I have written a method that must consider a random number to simulate a Bernoulli distribution. I am using random.nextDouble to generate a number between 0 and 1 then making my decision based on that value given my probability parameter.
My problem is that Spark is generating the same random numbers within each iteration of my for loop mapping function. I am using the DataFrame API. My code follows this format:
val myClass = new MyClass()
val M = 3
val myAppSeed = 91234
val rand = new scala.util.Random(myAppSeed)
for (m <- 1 to M) {
val newDF = sqlContext.createDataFrame(myDF
.map{row => RowFactory
.create(row.getString(0),
myClass.myMethod(row.getString(2), rand.nextDouble())
}, myDF.schema)
}
Here is the class:
class myClass extends Serializable {
val q = qProb
def myMethod(s: String, rand: Double) = {
if (rand <= q) // do something
else // do something else
}
}
I need a new random number every time myMethod is called.
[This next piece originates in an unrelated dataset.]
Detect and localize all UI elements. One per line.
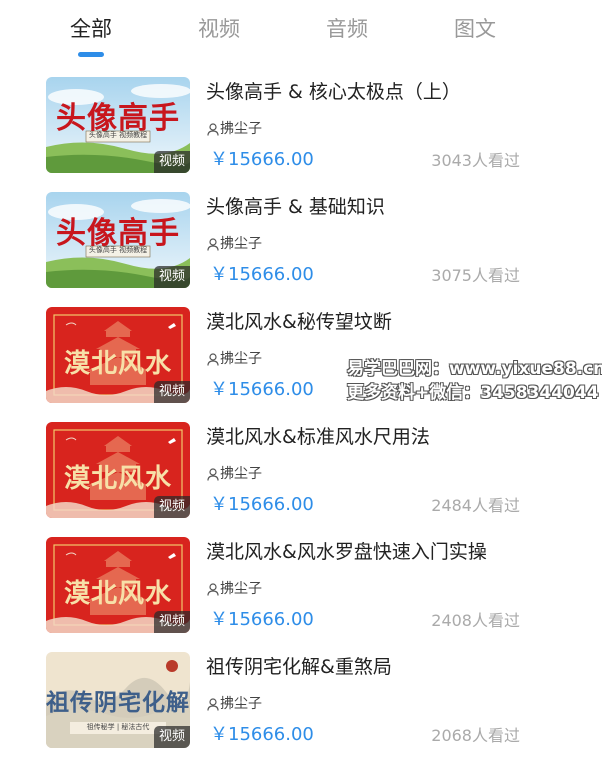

I also tried generating the number inside my method with java.util.Random (scala.util.Random v10 does not extend Serializable) like below, but I'm still getting the same numbers within each for loop
val r = new java.util.Random(s.hashCode.toLong)
val rand = r.nextDouble()
I've done some research, and it seems this has do to with Sparks deterministic nature.